Endang dan temannya Oman Abdurrahman mengisahkan, mereka pernah pulang dari mengantar jenazah ke Yogyakarta pada Agustus 2002. Di Bumiayu, Jawa Tengah, mereka berpapasan dengan truk semen yang oleng karena rem blong. Endang banting setir dan bisa menghindar. Ambulans hanya terserempet, sementara truk semen melaju terus ke arah kerumunan warga di pinggir jalan. Kecelakaan pun tidak terhindarkan. Truk menabrak warga lalu terguling di sebuah kebun. "Saya melihat paling tidak ada 3 orang yang terseret di kolong mobil. Sementara sopir dan keneknya juga luka-luka parah," tutur Endang.

Endang dan Oman langsung terpanggil menolong mereka. Ambulans yang rusak tidak mereka pikirkan lagi. Yang penting, para korban harus selamat. Tiga korban luka langsung dilarikan ke sebuah rumah sakit di Purwokerto. Namun saat hendak meninggalkan rumah sakit, mereka malah ditahan polisi. Mereka disangka bersalah dalam kecelakaan itu."Saya lupa mereka dari polisi mana. Yang saya ingat mereka adalah petugas Polsek setempat," ujar Oman sambil berusaha mengingat-ingat kejadian naas itu.

Oman dan Endang berusaha menjelaskan panjang lebar.
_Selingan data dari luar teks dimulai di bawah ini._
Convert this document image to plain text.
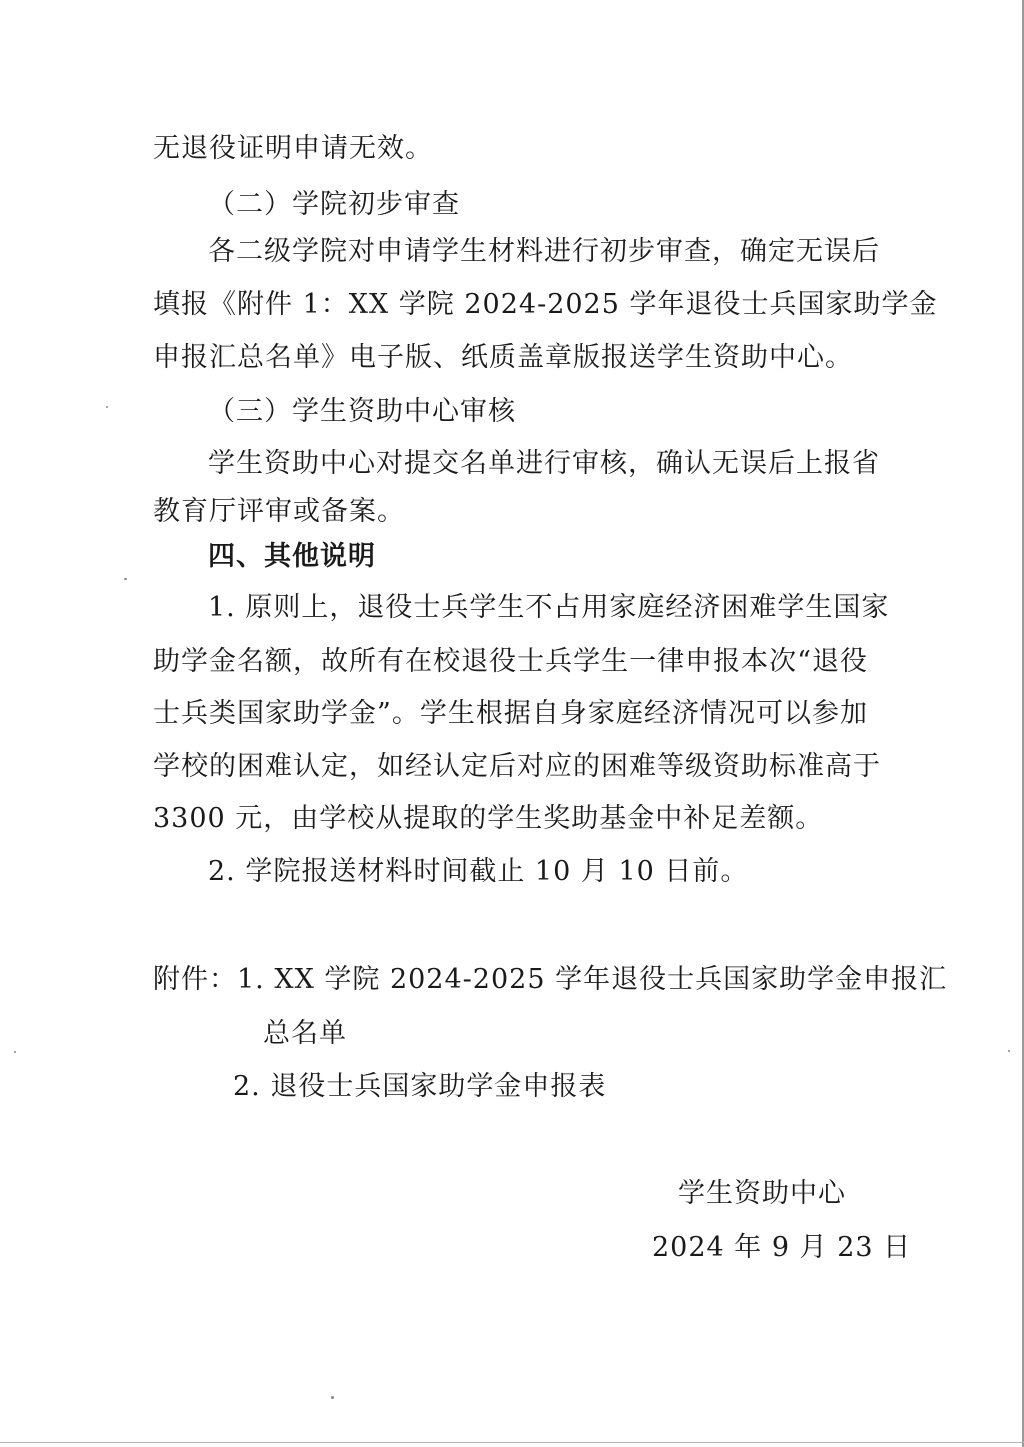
无退役证明申请无效。
（二）学院初步审查
各二级学院对申请学生材料进行初步审查，确定无误后
填报《附件 1：XX 学院 2024-2025 学年退役士兵国家助学金
申报汇总名单》电子版、纸质盖章版报送学生资助中心。
（三）学生资助中心审核
学生资助中心对提交名单进行审核，确认无误后上报省
教育厅评审或备案。
四、其他说明
1. 原则上，退役士兵学生不占用家庭经济困难学生国家
助学金名额，故所有在校退役士兵学生一律申报本次“退役
士兵类国家助学金”。学生根据自身家庭经济情况可以参加
学校的困难认定，如经认定后对应的困难等级资助标准高于
3300 元，由学校从提取的学生奖助基金中补足差额。
2. 学院报送材料时间截止 10 月 10 日前。
附件：1. XX 学院 2024-2025 学年退役士兵国家助学金申报汇
总名单
2. 退役士兵国家助学金申报表
学生资助中心
2024 年 9 月 23 日
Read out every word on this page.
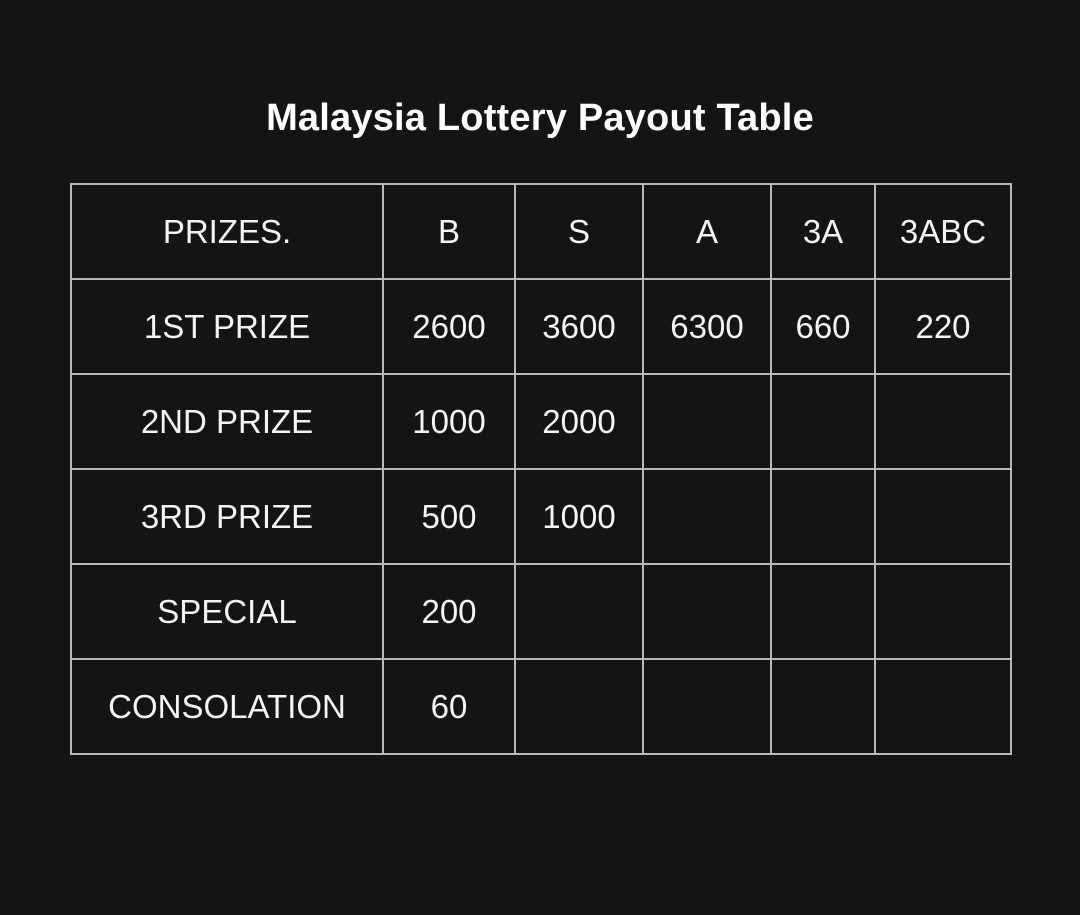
Malaysia Lottery Payout Table
PRIZES.	B	S	A	3A	3ABC
1ST PRIZE	2600	3600	6300	660	220
2ND PRIZE	1000	2000			
3RD PRIZE	500	1000			
SPECIAL	200				
CONSOLATION	60				
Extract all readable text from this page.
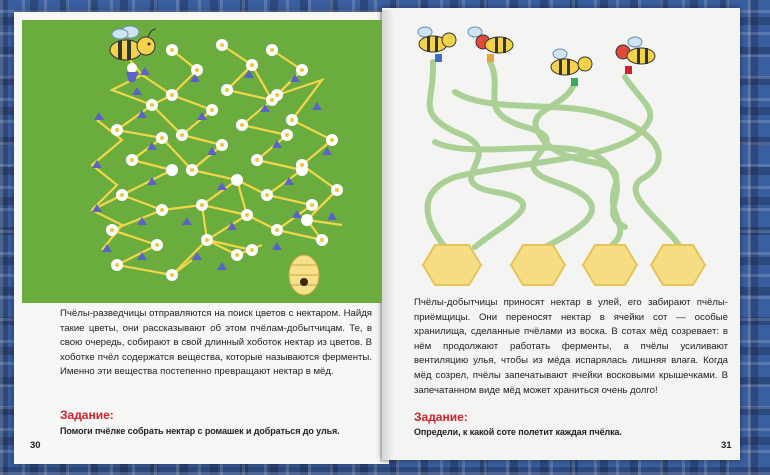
Пчёлы-разведчицы отправляются на поиск цветов с нектаром. Найдя такие цветы, они рассказывают об этом пчёлам-добытчицам. Те, в свою очередь, собирают в свой длинный хоботок нектар из цветов. В хоботке пчёл содержатся вещества, которые называются ферменты. Именно эти вещества постепенно превращают нектар в мёд.
Задание:
Помоги пчёлке собрать нектар с ромашек и добраться до улья.
30
Пчёлы-добытчицы приносят нектар в улей, его забирают пчёлы-приёмщицы. Они переносят нектар в ячейки сот — особые хранилища, сделанные пчёлами из воска. В сотах мёд созревает: в нём продолжают работать ферменты, а пчёлы усиливают вентиляцию улья, чтобы из мёда испарялась лишняя влага. Когда мёд созрел, пчёлы запечатывают ячейки восковыми крышечками. В запечатанном виде мёд может храниться очень долго!
Задание:
Определи, к какой соте полетит каждая пчёлка.
31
Untung para saksi membela mereka. Oman dan Endang boleh pulang, namun ambulans mereka ditahan dengan alasan keperluan penyelidikan. Mereka pun pulang ke Bogor dengan kereta api dan ongkos sendiri.

Tiga hari kemudian, berbekal surat dari RS PMI Bogor, mereka ke Bumiayu untuk mengambil ambulans. Namun, masih ada masalah. Oknum polisi meminta uang pelicin dengan dalih biaya penitipan. "Mereka bahkan meledek, uang dari kami kurang banyak," ungkap Endang.
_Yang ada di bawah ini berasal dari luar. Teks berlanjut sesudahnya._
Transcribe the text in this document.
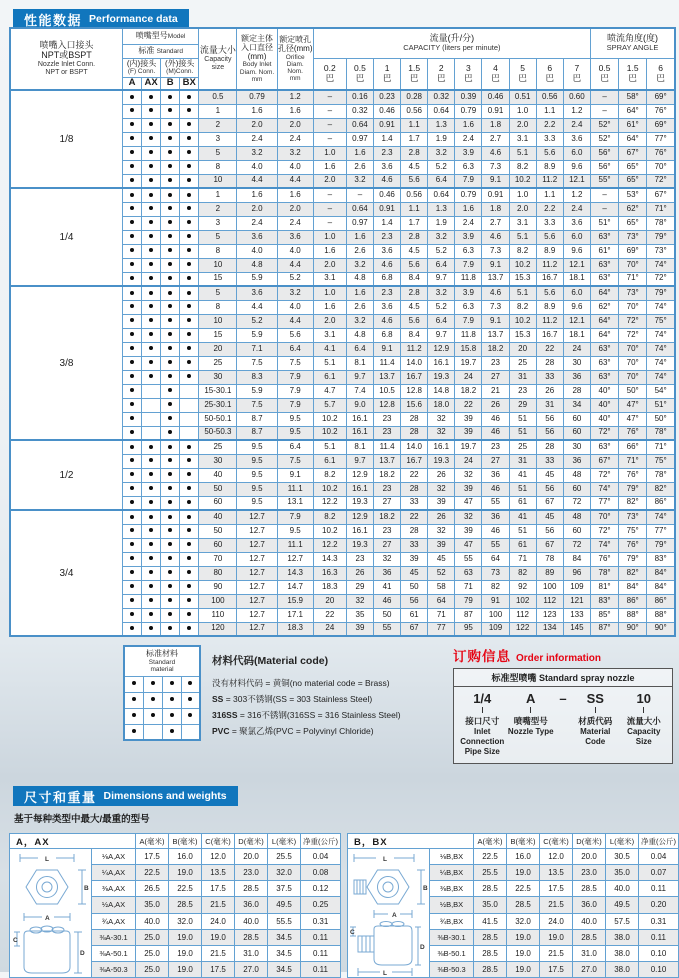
性能数据 Performance data
喷嘴入口接头
NPT或BSPT
Nozzle Inlet Conn.
NPT or BSPT
	喷嘴型号Model	
流量大小
Capacity size

额定主体
入口直径
(mm)
Body Inlet
Diam. Nom.
mm

额定喷孔
孔径(mm)
Orifice Diam.
Nom.
mm

流量(升/分)
CAPACITY (liters per minute)

喷流角度(度)
SPRAY ANGLE

	标准 Standard																			

(内)接头
(F) Conn.

(外)接头
(M)Conn.	0.2
巴

0.5
巴

1
巴

1.5
巴

2
巴

3
巴

4
巴

5
巴

6
巴

7
巴

0.5
巴

1.5
巴

6
巴

	A	AX	B	BX																
1/8					0.5	0.79	1.2	–	0.16	0.23	0.28	0.32	0.39	0.46	0.51	0.56	0.60	–	58°	69°
					1	1.6	1.6	–	0.32	0.46	0.56	0.64	0.79	0.91	1.0	1.1	1.2	–	64°	76°
					2	2.0	2.0	–	0.64	0.91	1.1	1.3	1.6	1.8	2.0	2.2	2.4	52°	61°	69°
					3	2.4	2.4	–	0.97	1.4	1.7	1.9	2.4	2.7	3.1	3.3	3.6	52°	64°	77°
					5	3.2	3.2	1.0	1.6	2.3	2.8	3.2	3.9	4.6	5.1	5.6	6.0	56°	67°	76°
					8	4.0	4.0	1.6	2.6	3.6	4.5	5.2	6.3	7.3	8.2	8.9	9.6	56°	65°	70°
					10	4.4	4.4	2.0	3.2	4.6	5.6	6.4	7.9	9.1	10.2	11.2	12.1	55°	65°	72°
1/4					1	1.6	1.6	–	–	0.46	0.56	0.64	0.79	0.91	1.0	1.1	1.2	–	53°	67°
					2	2.0	2.0	–	0.64	0.91	1.1	1.3	1.6	1.8	2.0	2.2	2.4	–	62°	71°
					3	2.4	2.4	–	0.97	1.4	1.7	1.9	2.4	2.7	3.1	3.3	3.6	51°	65°	78°
					5	3.6	3.6	1.0	1.6	2.3	2.8	3.2	3.9	4.6	5.1	5.6	6.0	63°	73°	79°
					8	4.0	4.0	1.6	2.6	3.6	4.5	5.2	6.3	7.3	8.2	8.9	9.6	61°	69°	73°
					10	4.8	4.4	2.0	3.2	4.6	5.6	6.4	7.9	9.1	10.2	11.2	12.1	63°	70°	74°
					15	5.9	5.2	3.1	4.8	6.8	8.4	9.7	11.8	13.7	15.3	16.7	18.1	63°	71°	72°
3/8					5	3.6	3.2	1.0	1.6	2.3	2.8	3.2	3.9	4.6	5.1	5.6	6.0	64°	73°	79°
					8	4.4	4.0	1.6	2.6	3.6	4.5	5.2	6.3	7.3	8.2	8.9	9.6	62°	70°	74°
					10	5.2	4.4	2.0	3.2	4.6	5.6	6.4	7.9	9.1	10.2	11.2	12.1	64°	72°	75°
					15	5.9	5.6	3.1	4.8	6.8	8.4	9.7	11.8	13.7	15.3	16.7	18.1	64°	72°	74°
					20	7.1	6.4	4.1	6.4	9.1	11.2	12.9	15.8	18.2	20	22	24	63°	70°	74°
					25	7.5	7.5	5.1	8.1	11.4	14.0	16.1	19.7	23	25	28	30	63°	70°	74°
					30	8.3	7.9	6.1	9.7	13.7	16.7	19.3	24	27	31	33	36	63°	70°	74°
					15-30.1	5.9	7.9	4.7	7.4	10.5	12.8	14.8	18.2	21	23	26	28	40°	50°	54°
					25-30.1	7.5	7.9	5.7	9.0	12.8	15.6	18.0	22	26	29	31	34	40°	47°	51°
					50-50.1	8.7	9.5	10.2	16.1	23	28	32	39	46	51	56	60	40°	47°	50°
					50-50.3	8.7	9.5	10.2	16.1	23	28	32	39	46	51	56	60	72°	76°	78°
1/2					25	9.5	6.4	5.1	8.1	11.4	14.0	16.1	19.7	23	25	28	30	63°	66°	71°
					30	9.5	7.5	6.1	9.7	13.7	16.7	19.3	24	27	31	33	36	67°	71°	75°
					40	9.5	9.1	8.2	12.9	18.2	22	26	32	36	41	45	48	72°	76°	78°
					50	9.5	11.1	10.2	16.1	23	28	32	39	46	51	56	60	74°	79°	82°
					60	9.5	13.1	12.2	19.3	27	33	39	47	55	61	67	72	77°	82°	86°
3/4					40	12.7	7.9	8.2	12.9	18.2	22	26	32	36	41	45	48	70°	73°	74°
					50	12.7	9.5	10.2	16.1	23	28	32	39	46	51	56	60	72°	75°	77°
					60	12.7	11.1	12.2	19.3	27	33	39	47	55	61	67	72	74°	76°	79°
					70	12.7	12.7	14.3	23	32	39	45	55	64	71	78	84	76°	79°	83°
					80	12.7	14.3	16.3	26	36	45	52	63	73	82	89	96	78°	82°	84°
					90	12.7	14.7	18.3	29	41	50	58	71	82	92	100	109	81°	84°	84°
					100	12.7	15.9	20	32	46	56	64	79	91	102	112	121	83°	86°	86°
					110	12.7	17.1	22	35	50	61	71	87	100	112	123	133	85°	88°	88°
					120	12.7	18.3	24	39	55	67	77	95	109	122	134	145	87°	90°	90°
标准材料
Standard
material			

材料代码(Material code)
没有材料代码 = 黄铜(no material code = Brass)
SS = 303不锈钢(SS = 303 Stainless Steel)
316SS = 316不锈钢(316SS = 316 Stainless Steel)
PVC = 聚氯乙烯(PVC = Polyvinyl Chloride)
订购信息 Order information
标准型喷嘴 Standard spray nozzle
1/4
接口尺寸
Inlet Connection Pipe Size
A
喷嘴型号
Nozzle Type
–	SS
材质代码
Material Code
10
流量大小
Capacity Size
尺寸和重量 Dimensions and weights
基于每种类型中最大/最重的型号
A，AX		A(毫米)	B(毫米)	C(毫米)	D(毫米)	L(毫米)	净重(公斤)

L
B
A
C
D	⅛A,AX	17.5	16.0	12.0	20.0	25.5	0.04
	¼A,AX	22.5	19.0	13.5	23.0	32.0	0.08
	⅜A,AX	26.5	22.5	17.5	28.5	37.5	0.12
	½A,AX	35.0	28.5	21.5	36.0	49.5	0.25
	¾A,AX	40.0	32.0	24.0	40.0	55.5	0.31
	⅜A-30.1	25.0	19.0	19.0	28.5	34.5	0.11
	⅜A-50.1	25.0	19.0	21.5	31.0	34.5	0.11
	⅜A-50.3	25.0	19.0	17.5	27.0	34.5	0.11
B，BX		A(毫米)	B(毫米)	C(毫米)	D(毫米)	L(毫米)	净重(公斤)

L
B
A
C
D
L
	⅛B,BX	22.5	16.0	12.0	20.0	30.5	0.04
	¼B,BX	25.5	19.0	13.5	23.0	35.0	0.07
	⅜B,BX	28.5	22.5	17.5	28.5	40.0	0.11
	½B,BX	35.0	28.5	21.5	36.0	49.5	0.20
	¾B,BX	41.5	32.0	24.0	40.0	57.5	0.31
	⅜B-30.1	28.5	19.0	19.0	28.5	38.0	0.11
	⅜B-50.1	28.5	19.0	21.5	31.0	38.0	0.10
	⅜B-50.3	28.5	19.0	17.5	27.0	38.0	0.10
Pengalaman pahit juga dialami Ujang, juga sopir mobil jenazah RS PMI Bogor. Dia pada 1996, mengantar korban tewas karena kecelakaan kerja dalam proyek di pabrik Semen Cibinong. Korban diantar ke pelosok Sleman, Yogyakarta. Mobil jenazah tiba di rumah duka pukul 04.00 WIB dini hari. Keluarga korban langsung kaget dan histeris.

Namun apa yang terjadi? Mereka menyalahkan Ujang dan rekannya. Mereka tidak percaya korban tewas dalam kecelakaan kerja. Repotnya lagi, saat itu belum ada ponsel. Bahkan rumah korban pun belum dipasang telepon rumah. Surat dari RS PMI Bogor yang dibawa Ujang tidak digubris oleh keluarga korban. Ujang ditahan, tidak boleh pulang. "Akhirnya jam 09.00 WIB pagi, datang telegram dan juga pihak kontraktor. Baru deh mereka percaya. Saya baru boleh pulang ke Bogor," kata Ujang.

Pengalaman pahit ini ternyata dianggap hal yang lumrah oleh para sopir mobil jenazah. Belum lagi pengalaman mistis yang kadang mereka alami saat mengantar jenazah. Mereka sadar, menjadi petugas pelayanan masyarakat terkadang tidak selalu berbuah manis. Namun ada tanggung jawab kemanusiaan yang tinggi di balik itu. Niat mulia itulah yang mereka genggam dalam menjalankan tugas keseharian mereka, mengantar orang luka sampai orang meninggal.